October 1st, 2010
The Resource Value of Experiential Consumption
Michelle Weinberger, Integrated Marketing Communications Department, Northwestern University
Michelle’s research examines whether experiential consumption among middle-class consumers produces value beyond the hedonic value identified in previous research. For this presentation, she discussed her identification of the value of “explorative experiences,” proposed reasons for why these experiences are valued, and identified a tension that consumers experience between “explorative experiences” and “domestic experiences.”
November 5th, 2010
Playing by the Rules: Competing Logics of Exchange in the Market for Contemporary Art
Erica Coslor, Sociology Department, University of Chicago
Erica’s research compares and contrasts the norms and expectations of two systems of exchange in the art market: auction houses and art galleries. For this presentation, she discussed the functions of each of these exchange systems, the rules that govern each system, and the strategies that buyers use to participate in both types of exchange.
December 3rd, 2010
The Uncertain Disciplinary Status of Consumer Behavior: Implications for Consumer Culture Theory
Alan Malter, Department of Managerial Studies, University of Illinois at Chicao
Macinnis and Folkes (2010, JCR) argue that consumer behavior (CB) is neither an independent discipline nor an interdisciplinary field, but is a subdiscipline of marketing. Where does this leave consumer culture theory, especially given the uncertain and shifting status of marketing itself? For this session, Alan led a discussion of the Macinnis and Folkes article, with a focus on the article’s implications for our own view of consumer research.
February 4th, 2011
If These Collectibles Could Talk: The Relived Experience of Authentic Black Memorabilia
Geraldine Henderson, College of Communication, The University of Texas at Austin
Black memorabilia is frequently controversial and has been described as one of the provocative areas of collecting in the United States.
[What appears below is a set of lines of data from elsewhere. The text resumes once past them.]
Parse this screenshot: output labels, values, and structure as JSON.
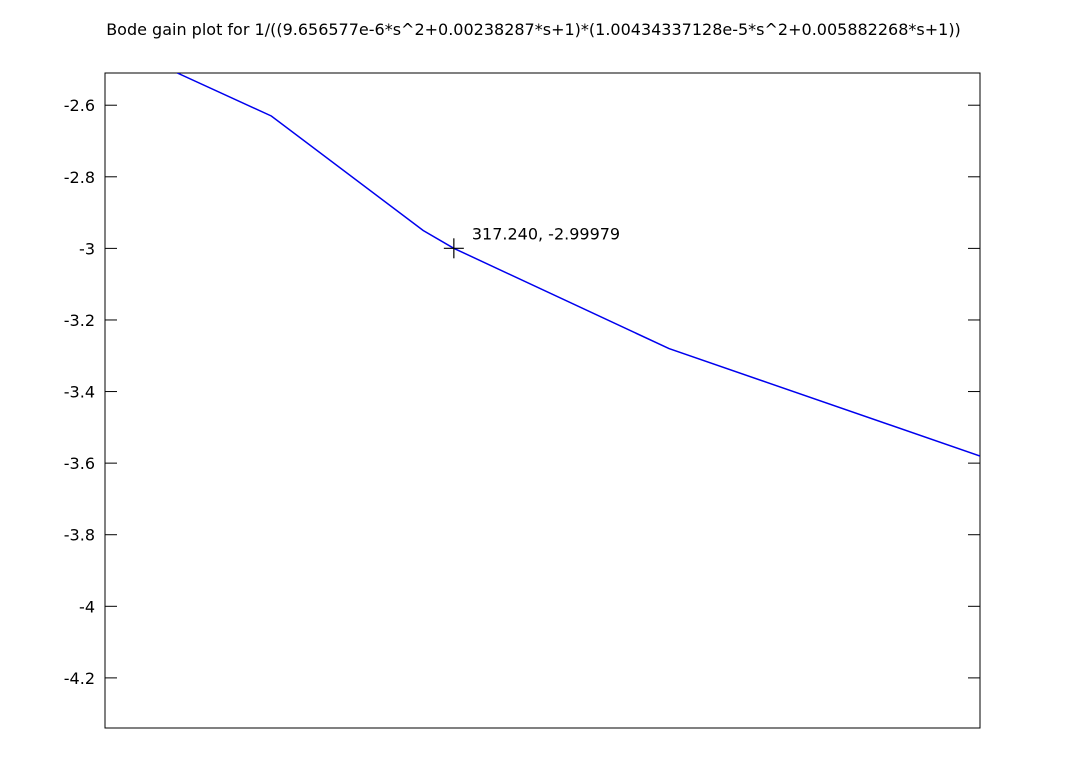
{
  "chart_data": {
    "type": "line",
    "title": "Bode gain plot for 1/((9.656577e-6*s^2+0.00238287*s+1)*(1.00434337128e-5*s^2+0.005882268*s+1))",
    "xlabel": "",
    "ylabel": "",
    "xlim": [
      269.0,
      390.0
    ],
    "ylim": [
      -4.34,
      -2.51
    ],
    "yticks": [
      -2.6,
      -2.8,
      -3,
      -3.2,
      -3.4,
      -3.6,
      -3.8,
      -4,
      -4.2
    ],
    "ytick_labels": [
      "-2.6",
      "-2.8",
      "-3",
      "-3.2",
      "-3.4",
      "-3.6",
      "-3.8",
      "-4",
      "-4.2"
    ],
    "grid": false,
    "legend": "none",
    "series": [
      {
        "color": "#0000ee",
        "x": [
          279.0,
          292.0,
          313.0,
          317.24,
          347.0,
          390.0
        ],
        "y": [
          -2.51,
          -2.63,
          -2.95,
          -2.99979,
          -3.28,
          -3.58
        ]
      }
    ],
    "annotations": [
      {
        "label": "317.240, -2.99979",
        "x": 317.24,
        "y": -2.99979,
        "marker": "crosshair"
      }
    ]
  }
}
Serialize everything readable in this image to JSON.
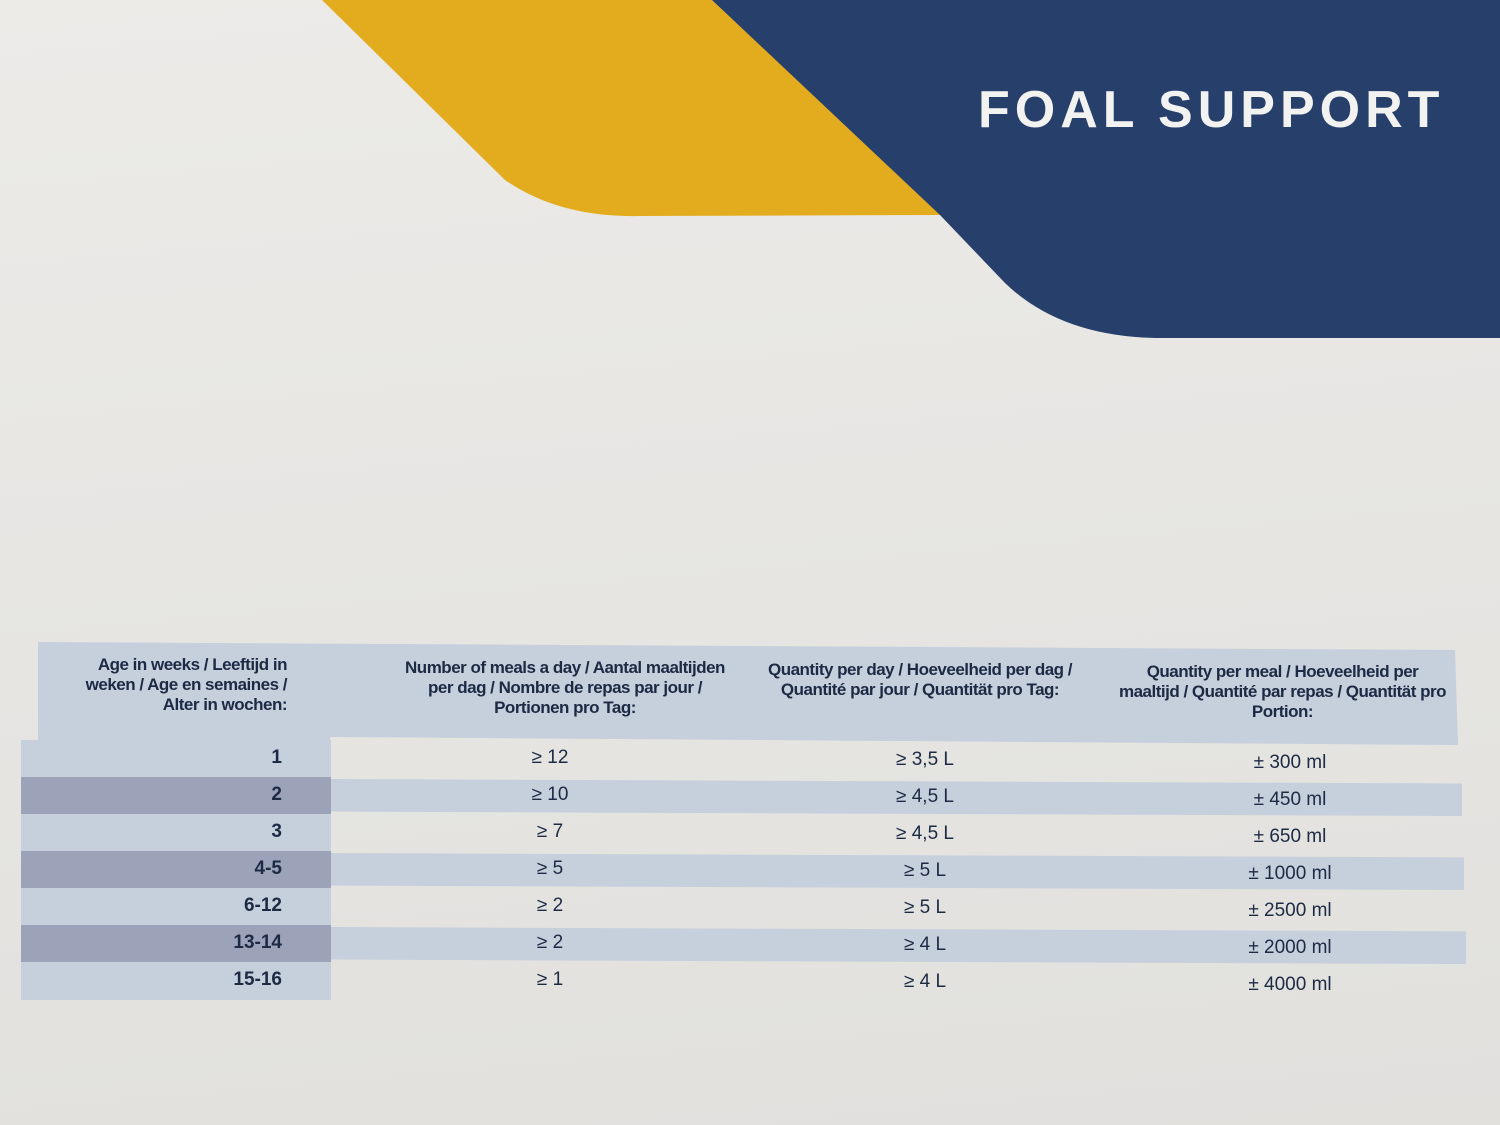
{
  "brand": {
    "title": "FOAL SUPPORT",
    "colors": {
      "navy": "#273f6b",
      "yellow": "#e3ac1f",
      "paper": "#e8e7e4",
      "table_light": "#c6cfdc",
      "table_dark": "#9ca3b9"
    }
  },
  "table": {
    "headers": [
      "Age in weeks / Leeftijd in weken / Age en semaines / Alter in wochen:",
      "Number of meals a day / Aantal maaltijden per dag / Nombre de repas par jour / Portionen pro Tag:",
      "Quantity per day / Hoeveelheid per dag / Quantité par jour / Quantität pro Tag:",
      "Quantity per meal / Hoeveelheid per maaltijd / Quantité par repas / Quantität pro Portion:"
    ],
    "rows": [
      [
        "1",
        "≥ 12",
        "≥ 3,5 L",
        "± 300 ml"
      ],
      [
        "2",
        "≥ 10",
        "≥ 4,5 L",
        "± 450 ml"
      ],
      [
        "3",
        "≥ 7",
        "≥ 4,5 L",
        "± 650 ml"
      ],
      [
        "4-5",
        "≥ 5",
        "≥ 5 L",
        "± 1000 ml"
      ],
      [
        "6-12",
        "≥ 2",
        "≥ 5 L",
        "± 2500 ml"
      ],
      [
        "13-14",
        "≥ 2",
        "≥ 4 L",
        "± 2000 ml"
      ],
      [
        "15-16",
        "≥ 1",
        "≥ 4 L",
        "± 4000 ml"
      ]
    ]
  }
}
Why do people collect Black memorabilia? For several years, Geri and her colleagues have been examining the value and meanings that individuals associate with this kind of collecting, and identifying the factors that lead individuals to hold these meanings. For this talk, Geri presented results from several research projects, which cover a range of relevant issues, including the development and influence of collective memory, the marketplace value of depictions of the past, and consumer assessments of authenticity.
March 4th, 2011
Youth Status, "Style," and Branded Forms in South India
Constantine Nakassis, Department of Anthropology, University of Chicago
Costas presented findings based on over 2 years of ethnographic research among college-age youth, television and film production, and counterfeit brand garment production in Tamil Nadu, India. One of the main topics of inquiry for his research has been the relationship between youth concepts of masculinity and status and how they articulate to the consumption, circulation, and production of brand garments in South India -- authentic, grey market (export surplus and defects), counterfeit, and what we might call brand "inspired."
April 1st, 2011
Consuming Consumer Culture: Consequences of Consumer Subjectivity
Fuat Firat, College of Business, The University of Texas-Pan American
In his presentation, Fuat offered his perspective on modern thought’s promotion of the consumerization of the subject and the individuality of the human being. Although highly meritorious in history, these orientations in modern life may have also excessively promoted and focused humanity’s attention on projects of identity, and on the concept of value as the organizing principle of modern life. This presentation focused on the consequences of these modern biases and their implications for the discipline of consumer research.
Fuat was selected as our first annual "fly-in" speaker--someone who does not live within driving distance of Chicago and whose travel expenses are paid by our generous sponsors. As is true every year, nominations and voting for the "fly in" speaker were open to everyone on the C4 mailing list. Thanks to all who participated!
May 6th, 2011
The Cultural Construction of Consumer Credit
Nina Diamond and Suzanne Fogel, Department of Marketing, DePaul University
Nina and Sue presented their exploratory research on the role of credit in the everyday lives of consumers in three Asian countries. Their work examines the cultural meanings assigned to credit cards and the financial management practices in which those meanings are manifest. They also investigate how the unique political and economic agendas and regulatory policies of national governments frame consumer understanding of credit cards and influence local credit consumption practices, and how the financial services industry generates similarities in consumer meanings and credit practices across cultures by means of global positioning efforts and images of “the good life.”